Der Gardasee ist offensichtlich schon seit Jahren das uneingeschränkte Top-Revier für Mountainbiker. Das zeigt auch, dass es innerhalb weniger Tage mehrere Neuerscheinungen auf dem Markt der Tourenführer gibt. So bringt nun auch das Autoren-Duo Susi Plott und Günter Durner ein neues Roadbook in den Handel, welches zahlreiche Gardasee-Klassiker aber auch neue Touren beschreibt.


Das qualitativ hochwertige Ringbuch stellt die 41 MTB-Touren im Stile eines klassischen Roadbooks vor. Zudem sind alle Touren als praktisches Faltblatt mit Karte nochmals einzeln enthalten, damit man auf der Tour nur dieses Einzelblatt dabei haben muss. Ergänzt wird dieses Roadbook wie heutzutage üblich mit einer CD, welche alle Touren zusätzlich als GPS Track zur Verfügung stellt.
Allgemein fällt positiv auf, das das ganze Buch mit sehr hochwertigen und schönen Fotos illustriert ist.
Die Touren sind in 3 unterschiedlichen Schwierigkeitskategorien unterteilt. Die leichten und blau markierten Touren sind bewegen sich meist im flachen Terrain und sind somit meist voll familiengerecht. Die schwereren roten MTB-Routen weisen deutlich mehr Höhenmeter und bieten auf den Abfahrten auch einige Singletrails bzw. Karrenwege.

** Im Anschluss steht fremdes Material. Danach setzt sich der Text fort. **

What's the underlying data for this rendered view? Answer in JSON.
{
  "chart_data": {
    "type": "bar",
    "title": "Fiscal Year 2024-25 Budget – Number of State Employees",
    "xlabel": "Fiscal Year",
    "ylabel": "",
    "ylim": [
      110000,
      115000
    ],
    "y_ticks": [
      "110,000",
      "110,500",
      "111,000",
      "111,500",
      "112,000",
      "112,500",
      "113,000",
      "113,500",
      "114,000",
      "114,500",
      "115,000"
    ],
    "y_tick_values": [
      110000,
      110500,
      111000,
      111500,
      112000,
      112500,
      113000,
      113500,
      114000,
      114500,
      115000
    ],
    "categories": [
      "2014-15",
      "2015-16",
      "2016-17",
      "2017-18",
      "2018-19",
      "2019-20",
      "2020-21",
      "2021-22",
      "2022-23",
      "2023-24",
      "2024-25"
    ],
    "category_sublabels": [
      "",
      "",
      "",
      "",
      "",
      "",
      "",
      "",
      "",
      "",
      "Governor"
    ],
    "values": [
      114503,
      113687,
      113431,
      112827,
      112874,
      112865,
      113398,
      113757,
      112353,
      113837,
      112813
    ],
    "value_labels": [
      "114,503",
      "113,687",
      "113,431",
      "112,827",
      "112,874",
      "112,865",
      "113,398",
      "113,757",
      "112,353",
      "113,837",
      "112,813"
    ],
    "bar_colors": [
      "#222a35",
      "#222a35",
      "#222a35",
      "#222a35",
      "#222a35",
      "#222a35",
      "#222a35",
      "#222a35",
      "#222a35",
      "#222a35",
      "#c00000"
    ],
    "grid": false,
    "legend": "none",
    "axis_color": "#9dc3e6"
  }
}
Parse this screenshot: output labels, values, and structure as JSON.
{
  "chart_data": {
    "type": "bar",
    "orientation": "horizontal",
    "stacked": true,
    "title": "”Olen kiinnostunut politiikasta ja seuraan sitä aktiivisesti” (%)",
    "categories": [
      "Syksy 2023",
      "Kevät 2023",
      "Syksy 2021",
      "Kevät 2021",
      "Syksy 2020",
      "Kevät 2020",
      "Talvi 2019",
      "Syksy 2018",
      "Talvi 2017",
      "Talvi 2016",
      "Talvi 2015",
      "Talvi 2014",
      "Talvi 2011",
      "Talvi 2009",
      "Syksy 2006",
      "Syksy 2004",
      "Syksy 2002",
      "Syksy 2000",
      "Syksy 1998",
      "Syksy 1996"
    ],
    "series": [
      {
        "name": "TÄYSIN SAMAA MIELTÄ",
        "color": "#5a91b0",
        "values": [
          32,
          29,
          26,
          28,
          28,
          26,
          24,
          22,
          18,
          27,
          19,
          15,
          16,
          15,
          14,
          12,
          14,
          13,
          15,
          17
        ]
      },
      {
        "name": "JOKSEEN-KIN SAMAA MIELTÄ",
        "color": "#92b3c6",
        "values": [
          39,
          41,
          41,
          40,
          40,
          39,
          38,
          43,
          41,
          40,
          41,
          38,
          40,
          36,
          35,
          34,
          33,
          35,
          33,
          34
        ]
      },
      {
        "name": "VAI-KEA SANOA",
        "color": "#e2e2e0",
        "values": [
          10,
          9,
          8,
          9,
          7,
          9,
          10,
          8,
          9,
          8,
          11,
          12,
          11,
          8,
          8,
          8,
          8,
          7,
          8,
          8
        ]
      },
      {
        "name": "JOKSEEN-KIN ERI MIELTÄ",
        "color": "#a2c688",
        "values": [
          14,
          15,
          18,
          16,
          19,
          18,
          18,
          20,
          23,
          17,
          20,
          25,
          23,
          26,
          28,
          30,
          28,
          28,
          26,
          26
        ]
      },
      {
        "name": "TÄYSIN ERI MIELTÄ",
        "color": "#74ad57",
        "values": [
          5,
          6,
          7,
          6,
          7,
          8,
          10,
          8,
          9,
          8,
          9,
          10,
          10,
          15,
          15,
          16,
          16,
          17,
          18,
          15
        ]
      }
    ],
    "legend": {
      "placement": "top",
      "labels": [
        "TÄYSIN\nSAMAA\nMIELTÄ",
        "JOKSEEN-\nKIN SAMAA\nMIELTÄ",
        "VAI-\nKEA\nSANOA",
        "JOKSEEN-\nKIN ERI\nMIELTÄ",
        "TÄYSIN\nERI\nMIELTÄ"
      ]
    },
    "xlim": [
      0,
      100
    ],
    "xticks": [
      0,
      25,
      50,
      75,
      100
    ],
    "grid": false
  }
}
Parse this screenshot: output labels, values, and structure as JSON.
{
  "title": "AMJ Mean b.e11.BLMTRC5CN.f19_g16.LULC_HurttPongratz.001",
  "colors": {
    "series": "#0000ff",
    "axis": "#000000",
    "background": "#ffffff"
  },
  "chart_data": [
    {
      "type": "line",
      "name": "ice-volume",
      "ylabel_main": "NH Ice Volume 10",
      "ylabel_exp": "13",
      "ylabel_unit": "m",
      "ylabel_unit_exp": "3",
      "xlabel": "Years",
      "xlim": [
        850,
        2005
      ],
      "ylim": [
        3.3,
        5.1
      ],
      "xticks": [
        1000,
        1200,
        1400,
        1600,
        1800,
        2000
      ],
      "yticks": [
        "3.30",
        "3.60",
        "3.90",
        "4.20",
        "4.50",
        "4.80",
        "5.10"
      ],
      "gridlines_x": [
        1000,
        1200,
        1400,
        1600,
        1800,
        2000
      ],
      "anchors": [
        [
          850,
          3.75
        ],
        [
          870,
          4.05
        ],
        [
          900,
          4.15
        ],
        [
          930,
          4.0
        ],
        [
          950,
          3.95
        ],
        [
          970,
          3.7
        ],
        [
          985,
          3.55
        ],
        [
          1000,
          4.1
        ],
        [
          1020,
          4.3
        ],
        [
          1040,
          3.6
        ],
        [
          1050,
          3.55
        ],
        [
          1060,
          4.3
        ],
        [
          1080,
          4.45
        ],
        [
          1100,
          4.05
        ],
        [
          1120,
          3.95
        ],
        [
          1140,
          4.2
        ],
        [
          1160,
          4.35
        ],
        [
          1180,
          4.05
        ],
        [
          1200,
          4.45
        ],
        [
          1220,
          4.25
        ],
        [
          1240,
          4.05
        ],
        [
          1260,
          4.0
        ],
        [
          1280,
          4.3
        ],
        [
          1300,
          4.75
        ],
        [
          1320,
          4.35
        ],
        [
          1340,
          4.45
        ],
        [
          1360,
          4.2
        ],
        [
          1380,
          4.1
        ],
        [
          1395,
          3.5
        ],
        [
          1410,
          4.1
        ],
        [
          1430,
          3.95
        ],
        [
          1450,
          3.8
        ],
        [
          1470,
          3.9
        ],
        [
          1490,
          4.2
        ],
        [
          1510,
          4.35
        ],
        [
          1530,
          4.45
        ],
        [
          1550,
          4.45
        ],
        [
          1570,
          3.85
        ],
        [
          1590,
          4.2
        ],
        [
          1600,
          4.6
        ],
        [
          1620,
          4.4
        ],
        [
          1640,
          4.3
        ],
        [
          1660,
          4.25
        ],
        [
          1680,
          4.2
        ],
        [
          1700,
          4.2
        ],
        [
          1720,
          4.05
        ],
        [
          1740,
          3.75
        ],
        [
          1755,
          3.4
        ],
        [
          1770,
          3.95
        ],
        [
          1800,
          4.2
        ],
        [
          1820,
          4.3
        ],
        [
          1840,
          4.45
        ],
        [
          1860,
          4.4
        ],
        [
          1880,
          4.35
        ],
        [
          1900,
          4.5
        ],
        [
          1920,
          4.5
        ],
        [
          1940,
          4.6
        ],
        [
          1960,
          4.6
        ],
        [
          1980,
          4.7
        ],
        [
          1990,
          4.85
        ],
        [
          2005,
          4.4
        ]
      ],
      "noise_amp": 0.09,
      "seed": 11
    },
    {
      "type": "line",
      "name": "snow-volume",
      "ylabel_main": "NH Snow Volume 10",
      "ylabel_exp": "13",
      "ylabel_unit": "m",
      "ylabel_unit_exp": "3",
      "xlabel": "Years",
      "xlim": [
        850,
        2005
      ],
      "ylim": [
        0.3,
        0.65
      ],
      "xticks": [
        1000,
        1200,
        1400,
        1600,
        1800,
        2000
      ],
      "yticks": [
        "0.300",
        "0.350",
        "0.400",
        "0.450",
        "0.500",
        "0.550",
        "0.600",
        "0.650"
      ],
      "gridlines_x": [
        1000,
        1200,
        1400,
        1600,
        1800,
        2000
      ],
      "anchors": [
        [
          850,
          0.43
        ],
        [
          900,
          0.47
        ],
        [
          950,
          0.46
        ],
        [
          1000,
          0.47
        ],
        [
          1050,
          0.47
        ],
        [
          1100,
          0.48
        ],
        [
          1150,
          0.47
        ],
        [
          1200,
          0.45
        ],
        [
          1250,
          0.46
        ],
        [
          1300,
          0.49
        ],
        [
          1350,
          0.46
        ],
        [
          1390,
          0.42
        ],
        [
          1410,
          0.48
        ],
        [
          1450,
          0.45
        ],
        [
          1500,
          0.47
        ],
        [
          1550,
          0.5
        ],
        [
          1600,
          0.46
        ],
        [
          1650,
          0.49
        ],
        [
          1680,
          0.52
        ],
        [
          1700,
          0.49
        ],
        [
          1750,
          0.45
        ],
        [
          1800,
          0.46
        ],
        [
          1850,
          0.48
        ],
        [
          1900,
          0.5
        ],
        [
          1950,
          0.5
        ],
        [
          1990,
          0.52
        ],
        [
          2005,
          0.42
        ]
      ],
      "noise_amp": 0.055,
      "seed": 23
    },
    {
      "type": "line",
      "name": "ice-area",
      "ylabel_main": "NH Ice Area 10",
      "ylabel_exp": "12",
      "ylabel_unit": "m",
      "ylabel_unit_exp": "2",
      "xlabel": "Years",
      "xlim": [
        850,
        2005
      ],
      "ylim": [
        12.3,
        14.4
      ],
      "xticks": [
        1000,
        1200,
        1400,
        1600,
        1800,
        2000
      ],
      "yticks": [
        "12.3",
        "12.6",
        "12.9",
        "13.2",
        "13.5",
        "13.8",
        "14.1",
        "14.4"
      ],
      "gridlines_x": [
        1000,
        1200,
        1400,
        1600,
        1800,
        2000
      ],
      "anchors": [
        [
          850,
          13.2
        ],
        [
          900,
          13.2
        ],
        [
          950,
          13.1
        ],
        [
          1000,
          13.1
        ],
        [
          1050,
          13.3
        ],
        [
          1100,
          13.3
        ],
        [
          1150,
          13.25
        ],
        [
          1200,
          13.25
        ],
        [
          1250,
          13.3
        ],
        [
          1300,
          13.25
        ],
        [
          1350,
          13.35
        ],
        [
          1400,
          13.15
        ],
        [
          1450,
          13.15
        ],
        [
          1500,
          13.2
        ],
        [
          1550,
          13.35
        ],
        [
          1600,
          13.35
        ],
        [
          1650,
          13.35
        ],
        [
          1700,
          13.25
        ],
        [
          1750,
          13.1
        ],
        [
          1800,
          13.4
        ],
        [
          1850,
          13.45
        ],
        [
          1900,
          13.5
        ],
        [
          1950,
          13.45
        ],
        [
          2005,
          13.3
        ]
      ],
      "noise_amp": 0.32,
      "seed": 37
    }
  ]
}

Die schwersten und schwarz ausgewiesenen Touren sind meist sehr lang und weisen auch viele Höhenmeter auf. Hier wird zudem auf den Abfahrten meist etwas Erfahrung und Fahrkönnen vorausgesetzt. Echte Extremtouren auf den ganz schweren Trails des Gardasees sind in dem Buch nicht beschrieben.

*
Kurzbeschreibung:*
Der Nordwesten des Gardasees mit den Gebieten um den Tremalzo, den Ledrosee und das Sarcatal zählen mit zu den besten Mountainbike Regionen im Alpenraum. Das milde mediterrane Klima am Gardasee ermöglicht es während des ganzen Jahres Radtouren zu unternehmen.
Das Tourenangebot ist so reichhaltig wie in kaum einem anderen Gebiet. Hier finden sich einfache Touren auf wunderschön angelegten Radwegen, wilde Mountainbike Trails, anspruchsvolle Abfahrten über felsigen Untergrund und Touren mit einem Höhenunterschiede von fast 2000 Metern. In den umliegenden Bergen des Gardasees gibt es für jedes Fahrkönnen zahlreiche Touren in allen Schwierigkeitsstufen. Die abwechslungsreiche, schöne Landschaft rund um den Gardasee macht jede Tour zum absoluten Genuss. In diesem Tourenführer werden die schönsten Mountainbike Touren zwischen Limone, Riva, Arco, dem Sarcatal und rund um den Ledrosee beschrieben.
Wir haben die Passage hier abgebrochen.